The Dark is Rising wasn’t the first book in the series
I encountered. That was Over Sea and
Under Stone. A teacher called Mrs Crow read it to the class one year when I
was about 8. Something in the text resonated with me far more than all of the
other books that I must have read or had read to me at that time. I found the
rest of the books and painstakingly read them to myself over the following
years.
I have very
few books that I return to again and again, and the five in The Dark is Rising Sequence are the ones
that mean the most. It’s not sentimental
either, I genuinely love the stories and find something comforting and
surprising every time I return to them. If ever I see one of the books in a
charity shop or second hand book shop I have to buy it. I give it to children -
usually those who ask that question – when I go to author events, hopeful that
it might give them as much joy as it continues to give me.
They are
books I have numerous copies of. I have my ‘reading copy’ which I take with me
in all its battered glory. Then I have the hard back versions, which are the
same editions as the one Mrs Crow read to me all those years ago, and I have
the folio versions for ‘best’. It may sound weird, but these books have been
with me all my life, and I treasure them.
First I
treasure them for their quality. In a time where everything has to be new,
fresh and now, it’s a handy reminder for an author that a book of quality will
transcend all that. We should be aspiring to that and nothing else. Second, I
treasure them because they take me back to a time when my world was young and
full of potential.
But lastly,
and most importantly I treasure them because they were the first books I ever
truly loved. They were the first books that gave me a passion for writing and an
appreciation of the power of the written word. It’s wasn’t my books that bought me to where I am and allowed me to call myself an author – it was these. Without them I would never be doing what I do now.
So do
yourself a favour and read them if you haven’t read them, reread them if you
have, and if you don’t have a copy, next time you see me at an author event ask
for one, I usually have one on me somewhere!
4 comments:
Wouldn't want to be without them, Ciaran, but have to say I'm impressed with your multiple copies.It's just a shame the film of TDIS was such a missed opportunity.

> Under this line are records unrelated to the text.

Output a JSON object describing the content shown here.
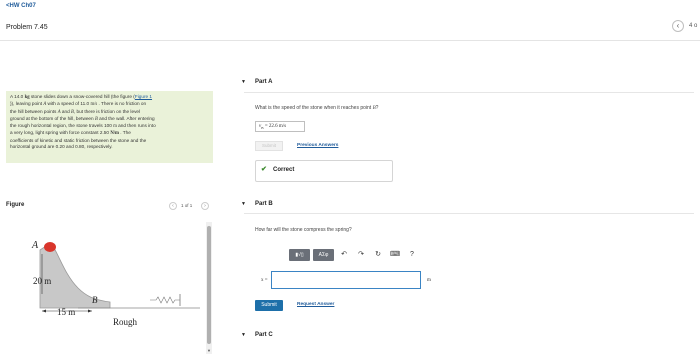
{
  "header": {
    "back_link": "<HW Ch07",
    "title": "Problem 7.45",
    "nav_prev": "‹",
    "page_indicator": "4 o"
  },
  "problem": {
    "line1a": "A 14.0 ",
    "line1_unit": "kg",
    "line1b": " stone slides down a snow-covered hill (the figure (",
    "line1_link": "Figure 1",
    "line2a": ")), leaving point ",
    "point_a": "A",
    "line2b": " with a speed of 11.0 ",
    "speed_unit": "m/s",
    "line2c": " . There is no friction on",
    "line3": "the hill between points ",
    "point_a2": "A",
    "and_text": " and ",
    "point_b": "B",
    "line3b": ", but there is friction on the level",
    "line4a": "ground at the bottom of the hill, between ",
    "point_b2": "B",
    "line4b": " and the wall. After entering",
    "line5a": "the rough horizontal region, the stone travels 100 ",
    "dist_unit": "m",
    "line5b": " and then runs into",
    "line6a": "a very long, light spring with force constant 2.50 ",
    "k_unit": "N/m",
    "line6b": " . The",
    "line7": "coefficients of kinetic and static friction between the stone and the",
    "line8": "horizontal ground are 0.20 and 0.80, respectively."
  },
  "figure": {
    "label": "Figure",
    "prev": "‹",
    "count": "1 of 1",
    "next": "›",
    "label_a": "A",
    "label_height": "20 m",
    "label_b": "B",
    "label_width": "15 m",
    "label_rough": "Rough",
    "stone_color": "#d9352b",
    "hill_color": "#c8c8c8"
  },
  "scrollbar": {
    "down_arrow": "▼"
  },
  "part_a": {
    "caret": "▼",
    "title": "Part A",
    "question_prefix": "What is the speed of the stone when it reaches point ",
    "question_point": "B",
    "question_suffix": "?",
    "answer_var": "v",
    "answer_sub": "B",
    "answer_value": " = 22.6 ",
    "answer_unit": "m/s",
    "submit_label": "Submit",
    "previous_answers": "Previous Answers",
    "check": "✔",
    "status": "Correct"
  },
  "part_b": {
    "caret": "▼",
    "title": "Part B",
    "question": "How far will the stone compress the spring?",
    "toolbar": {
      "templates_label": "▮√▯",
      "greek_label": "ΑΣφ",
      "undo_icon": "↶",
      "redo_icon": "↷",
      "reset_icon": "↻",
      "keyboard_icon": "⌨",
      "help_icon": "?"
    },
    "input_prefix": "x =",
    "input_value": "",
    "unit": "m",
    "submit_label": "Submit",
    "request_answer": "Request Answer"
  },
  "part_c": {
    "caret": "▼",
    "title": "Part C"
  },
  "colors": {
    "link": "#1f5b9a",
    "problem_bg": "#eaf2d9",
    "submit": "#1d6fa9",
    "correct": "#3c8a2e"
  }
}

A wonderful series and this is the best. Think I’ll go to bed now and start rereading it! Steve- agreed. A dreadful film! I suspect it’s what the Harry Potter films might have been if J.K Rowling hadn’t put her foot down!
And I, too, tend to keep multiple copies of much-loved books. I have six or seven copies of The Hobbit!
I love this! I must re-read the books.
Yes me too! And will now also be scouring second hand bookshops. What a great idea to put them in the hands of a new generation.